Выбрать главу

Матросы довольны были моей беседой. Они отвели меня в какую-то директорскую каюту, из трех отделений, где имелась даже особая ванна, и отдали ее в мое распоряжение на ночлег.

На другой день, вечером, в огромном зале инженерного училища я должен был прочитать лекцию. Я остановился на большевизме, в свете ницшеанской философии, но, правду сказать, поставленную мною кверху ногами. Мне казалось, и до сих пор кажется, что применение к большевизму ницшеанства — наиболее подходящая его философия.

Перед началом лекции я был приглашен к Кронсовет. Мне оказали честь, отведя место на трибуне, у президиума, и я, в кратком слове приветствуя Кронштадт, высказал несколько пространнее о грядущем коммунизме то, что намечено было мною в беседе с матросами «Народовольца».

Состав Кронсовета был в партийном отношении преимущественно эс-эровский. Но в то военное время еще не — обострялись партийные расхождения, по крайней мере в Кронштадте. Масса матросов, причисляя себя в эс-эрам, благодаря производившейся усердной агитации партийных работников, не отделяли себя в то же время от большевиков, и, когда мною было произнесено с трибуны Кронсовета, что очень скоро разовьется, если уже не развивается, над русскою страною, в первую голову, коммунистическое знамя, в рядах членов совета произошло движение, и эти слова были встречены рукоплесканиями, и только часть депутатов хранила молчание.

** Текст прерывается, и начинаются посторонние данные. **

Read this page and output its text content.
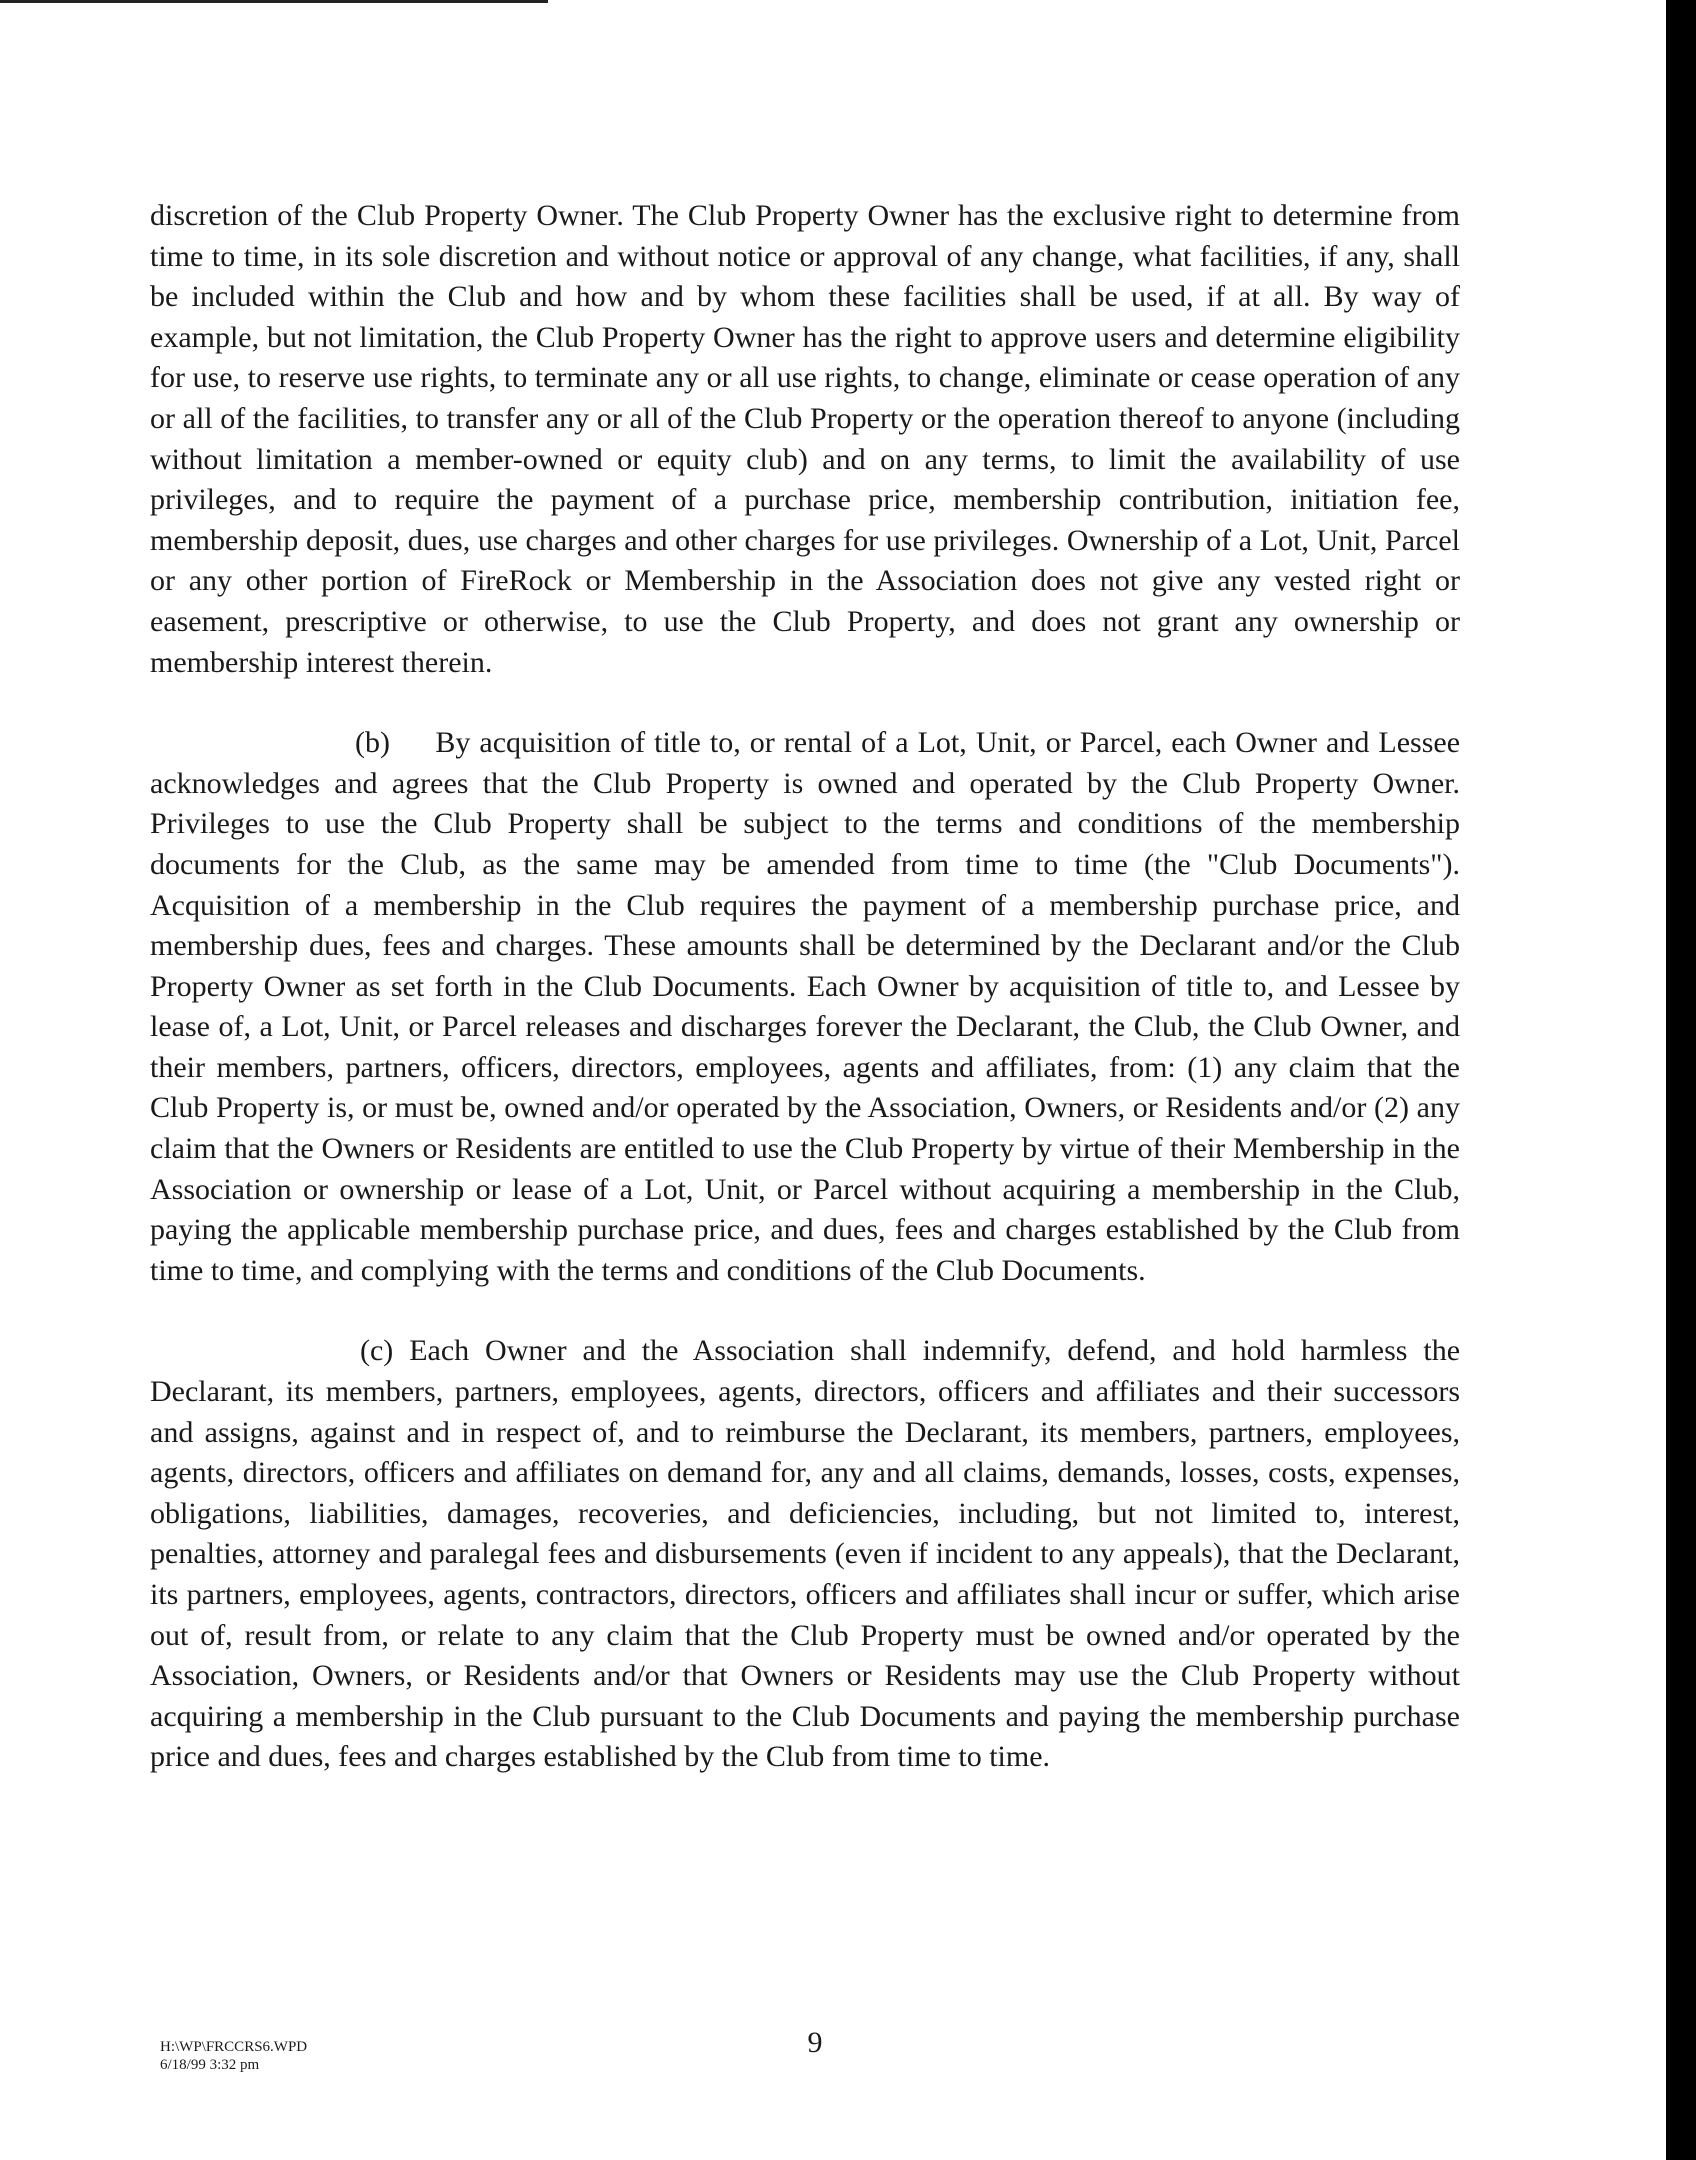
discretion of the Club Property Owner. The Club Property Owner has the exclusive right to determine from time to time, in its sole discretion and without notice or approval of any change, what facilities, if any, shall be included within the Club and how and by whom these facilities shall be used, if at all. By way of example, but not limitation, the Club Property Owner has the right to approve users and determine eligibility for use, to reserve use rights, to terminate any or all use rights, to change, eliminate or cease operation of any or all of the facilities, to transfer any or all of the Club Property or the operation thereof to anyone (including without limitation a member-owned or equity club) and on any terms, to limit the availability of use privileges, and to require the payment of a purchase price, membership contribution, initiation fee, membership deposit, dues, use charges and other charges for use privileges. Ownership of a Lot, Unit, Parcel or any other portion of FireRock or Membership in the Association does not give any vested right or easement, prescriptive or otherwise, to use the Club Property, and does not grant any ownership or membership interest therein.

(b) By acquisition of title to, or rental of a Lot, Unit, or Parcel, each Owner and Lessee acknowledges and agrees that the Club Property is owned and operated by the Club Property Owner. Privileges to use the Club Property shall be subject to the terms and conditions of the membership documents for the Club, as the same may be amended from time to time (the "Club Documents"). Acquisition of a membership in the Club requires the payment of a membership purchase price, and membership dues, fees and charges. These amounts shall be determined by the Declarant and/or the Club Property Owner as set forth in the Club Documents. Each Owner by acquisition of title to, and Lessee by lease of, a Lot, Unit, or Parcel releases and discharges forever the Declarant, the Club, the Club Owner, and their members, partners, officers, directors, employees, agents and affiliates, from: (1) any claim that the Club Property is, or must be, owned and/or operated by the Association, Owners, or Residents and/or (2) any claim that the Owners or Residents are entitled to use the Club Property by virtue of their Membership in the Association or ownership or lease of a Lot, Unit, or Parcel without acquiring a membership in the Club, paying the applicable membership purchase price, and dues, fees and charges established by the Club from time to time, and complying with the terms and conditions of the Club Documents.

(c) Each Owner and the Association shall indemnify, defend, and hold harmless the Declarant, its members, partners, employees, agents, directors, officers and affiliates and their successors and assigns, against and in respect of, and to reimburse the Declarant, its members, partners, employees, agents, directors, officers and affiliates on demand for, any and all claims, demands, losses, costs, expenses, obligations, liabilities, damages, recoveries, and deficiencies, including, but not limited to, interest, penalties, attorney and paralegal fees and disbursements (even if incident to any appeals), that the Declarant, its partners, employees, agents, contractors, directors, officers and affiliates shall incur or suffer, which arise out of, result from, or relate to any claim that the Club Property must be owned and/or operated by the Association, Owners, or Residents and/or that Owners or Residents may use the Club Property without acquiring a membership in the Club pursuant to the Club Documents and paying the membership purchase price and dues, fees and charges established by the Club from time to time.

H:\WP\FRCCRS6.WPD
6/18/99 3:32 pm
9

Голос у меня небольшой, и меня страшила колоссальность зала. Афиши были развешены только утром, но публики, тем не менее, было много. Зато погода с утра и до полночи неистовствовала. Это был настоящий шторме Только Виктор Гюго мог бы передать переливы громов, ураганных раскатов и стоны и вой бури, которая, как шутили матросы, тоже прилетела послушать, что я буду говорить о большевизме.

Три часа с перерывами читал я лекцию и, чем дальше, тем я больше убеждался, что меня слушают, что буря не мешает, а, напротив, как-то поднимает настроение и лектора и слушателей, и что в зале, очевидно, великолепный резонанс. Матросы, сидевшие на последней скамейке, у задней стены, передавали мне потом, к моей великой радости, что ими не было упущено ни одного слова.

Ночью в моей каюте несколько матросов, угощая мня чаем, рассказали мне подробности кронштадтского избиения морских офицеров.

— Может-быть, сгоряча и были убиты немногие, которых следовало бы пощадить, как сохранена была жизнь другим, — говорили они, — но уж очень тяжела была офицерская лапа. Так что не очень разбирали на первых порах. Не выносили, если вдруг заругается, вместо того, чтоб повиниться. Ну, и как вспомнишь товарищей, которых расстреливали… И, оно, конечно, нашими же руками… Эх, единодушия не было у нас!.. Кажется, чего проще, а между тем, бывало, товарищ, которого приговорили к расстрелу, сам просит: цельте, братцы, в сердце, чтобы не мучиться… И мы все это терпели! Адмирал Вирен приказывал честь отдавать его дому — даже его лошади! Ежели по-человечески идешь со своей дамочкой под руку — и вдруг попадешь ему на глаза — тридцать дней ареста!.. Еще у нас тринадцать палачей проживало — так мы их тоже порешили.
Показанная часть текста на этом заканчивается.